(Harlon Hill photo courtesy of the Chicago Bears)
By Rick Gosselin
Talk of Fame Network
Gridiron greatness is defined on the football field by those who play the game.
We as members of the Pro Football Hall of Fame selection committee are then asked to judge that greatness. And that’s where it gets sticky.
How long does that window of greatness need to stay open for a player to be deemed worthy of the Pro Football Hall of Fame?
A five-year window earned Gale Sayers a bust in Canton. But a six-year window hasn’t been a winning ticket for Sterling Sharpe, nor has a four-year window for Terrell Davis.
Billy Sims had a three-year window of greatness in the early 1980s but can’t even get into the room to be discussed. For 38 games in the late 1980s, Bo Jackson appeared to be Jim Brown re-incarnate. But his name never comes up in the Hall of Fame discussion, either.
All gave us glimpses of greatness, but injuries prevented them from sustaining it.
Which brings me to Harlon Hill, who was the best wide receiver and arguably the NFL’s best player for a three-year stretch in the mid-1950s.
You may not remember Hill as a player, but you should know his name. The Harlon Hill Award was created in 1986 as the NCAA Division II Heisman Trophy. Future NFLers Johnny Bailey, Ron Moore, Ronald McKinnon, Danny Woodhead, Bernard Scott and Joique Bell were all Hill Award winners.
Hill was a Division II legend himself at Florence State Teachers College, now known as the University of North Alabama. And for three years after his selection by the Chicago Bears in the 15th round of the 1954 draft, Hill was every bit an NFL legend.
“Harlon Hill was the best piece of raw-boned talent I ever saw walk into a training camp,” Bears’ Hall-of-Famer George Connor was quoted in the George Halas autobiography, “Papa Bear.”
There were just three NFL receivers with 1,000-yard receiving seasons from 1954-56. Hill was the only player to do it twice. He caught 45 passes for 1,124 yards and an NFL-leading 12 touchdowns in 1954 and 47 passes for 1,128 yards and 11 touchdowns in 1956. He was named the NFL’s Rookie of the Year in 1954 and then won the inaugural Thorpe Award as the NFL MVP in 1955 after catching 42 passes for 789 yards and a league-leading nine touchdowns.
Hill followed that up with his NFL-runnerup 11-touchdown season in 1956 to propel the Bears to the NFL championship game. He was voted to the Pro Bowl in each of his first three seasons and made first-team All-NFL all three years. He was a burner with career touchdown grabs of 88, 86, 79 and 76 yards.
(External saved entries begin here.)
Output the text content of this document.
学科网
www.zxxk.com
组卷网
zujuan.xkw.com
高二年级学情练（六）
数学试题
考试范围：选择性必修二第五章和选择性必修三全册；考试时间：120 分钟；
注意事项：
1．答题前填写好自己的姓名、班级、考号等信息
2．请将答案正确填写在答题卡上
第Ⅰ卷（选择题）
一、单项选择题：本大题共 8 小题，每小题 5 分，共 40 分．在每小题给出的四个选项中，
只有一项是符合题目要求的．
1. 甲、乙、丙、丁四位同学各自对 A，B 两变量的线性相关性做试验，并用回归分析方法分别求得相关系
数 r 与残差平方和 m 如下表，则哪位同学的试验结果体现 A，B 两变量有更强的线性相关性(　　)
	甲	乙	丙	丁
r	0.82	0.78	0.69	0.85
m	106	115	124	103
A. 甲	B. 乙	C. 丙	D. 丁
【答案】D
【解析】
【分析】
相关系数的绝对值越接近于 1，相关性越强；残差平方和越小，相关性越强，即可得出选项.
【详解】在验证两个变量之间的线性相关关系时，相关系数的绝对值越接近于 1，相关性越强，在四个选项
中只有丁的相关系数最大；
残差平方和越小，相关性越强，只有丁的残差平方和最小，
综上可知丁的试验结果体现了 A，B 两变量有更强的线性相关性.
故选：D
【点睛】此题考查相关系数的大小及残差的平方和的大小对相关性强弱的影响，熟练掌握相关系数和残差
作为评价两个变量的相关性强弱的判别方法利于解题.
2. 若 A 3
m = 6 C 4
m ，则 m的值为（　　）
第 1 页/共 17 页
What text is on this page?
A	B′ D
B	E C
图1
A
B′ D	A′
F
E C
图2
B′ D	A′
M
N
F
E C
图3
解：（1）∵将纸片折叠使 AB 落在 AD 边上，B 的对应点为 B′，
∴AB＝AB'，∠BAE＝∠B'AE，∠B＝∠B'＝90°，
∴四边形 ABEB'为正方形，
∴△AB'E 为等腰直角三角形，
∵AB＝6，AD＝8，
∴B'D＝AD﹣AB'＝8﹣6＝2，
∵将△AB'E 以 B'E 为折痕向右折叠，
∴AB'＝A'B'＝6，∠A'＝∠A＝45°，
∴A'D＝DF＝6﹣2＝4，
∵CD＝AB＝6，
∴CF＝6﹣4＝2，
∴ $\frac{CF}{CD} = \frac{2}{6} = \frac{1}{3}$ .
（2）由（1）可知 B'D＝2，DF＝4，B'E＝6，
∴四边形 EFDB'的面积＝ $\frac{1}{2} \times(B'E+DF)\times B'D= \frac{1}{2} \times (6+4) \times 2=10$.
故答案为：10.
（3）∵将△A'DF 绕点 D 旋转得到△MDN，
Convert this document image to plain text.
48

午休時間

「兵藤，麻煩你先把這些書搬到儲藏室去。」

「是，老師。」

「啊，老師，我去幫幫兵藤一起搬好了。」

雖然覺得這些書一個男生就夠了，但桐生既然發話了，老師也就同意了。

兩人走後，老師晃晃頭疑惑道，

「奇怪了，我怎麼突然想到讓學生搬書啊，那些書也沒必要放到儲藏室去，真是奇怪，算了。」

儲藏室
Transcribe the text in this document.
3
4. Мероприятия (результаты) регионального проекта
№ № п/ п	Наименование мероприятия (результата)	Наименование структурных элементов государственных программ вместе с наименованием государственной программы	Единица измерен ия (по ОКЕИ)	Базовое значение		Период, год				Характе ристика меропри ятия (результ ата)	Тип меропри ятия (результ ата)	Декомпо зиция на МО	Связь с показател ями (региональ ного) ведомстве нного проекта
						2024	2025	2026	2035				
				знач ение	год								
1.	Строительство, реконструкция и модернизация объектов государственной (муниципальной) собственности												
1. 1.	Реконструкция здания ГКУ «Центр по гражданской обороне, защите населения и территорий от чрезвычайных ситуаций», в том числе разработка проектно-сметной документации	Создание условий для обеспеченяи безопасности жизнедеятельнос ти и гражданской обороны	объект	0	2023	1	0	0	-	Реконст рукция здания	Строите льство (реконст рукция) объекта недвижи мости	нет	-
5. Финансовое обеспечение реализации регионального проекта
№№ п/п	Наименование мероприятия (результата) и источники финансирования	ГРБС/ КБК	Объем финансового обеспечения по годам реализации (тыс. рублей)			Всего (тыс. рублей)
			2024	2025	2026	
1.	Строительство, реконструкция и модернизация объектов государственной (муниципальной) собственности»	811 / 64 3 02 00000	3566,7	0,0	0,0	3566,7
But Hill suffered a back injury in that 1956 championship game against the New York Giants — the first in a series of injuries that cost him his speed, productivity … and greatness. He suffered a separated shoulder that cost him four games in 1957 and then ruptured his Achilles tendon in 1958 that ended his season after eight games.
And that’s why Hill’s name has never come up in discussions for Canton. He caught 134 passes for 3,041 yards and 32 touchdowns in his first three NFL seasons — but only 99 passes for 1,676 yards and eight touchdowns in his final six, injury-riddled seasons. He finished up with a season in Pittsburgh in 1961 and another in Detroit in 1962 before retiring.
Hill returned to his hometown after football and became a coach, a teacher and, eventually, the principal at his old high school. He passed away in 2013 at the age of 80.
Harlon Hill hasn’t played football for more than 50 years. But he still holds the Bears’ record for career 100-yard games (19). He also holds Chicago single-game records for most receiving yards (214) and touchdowns (four), plus single-season records for most receiving yards and touchdowns by a rookie. His 4,616 yards and 40 touchdowns with the Bears still rank second in franchise history, and his career average of 20.24 yards per catch ranks third in NFL history.
Harlon Hill was a great football player. Without a bust in Canton, though, his greatness has been forgotten. And that’s too bad. It shouldn’t be. For three years of his life, he was a Hall-of-Fame player.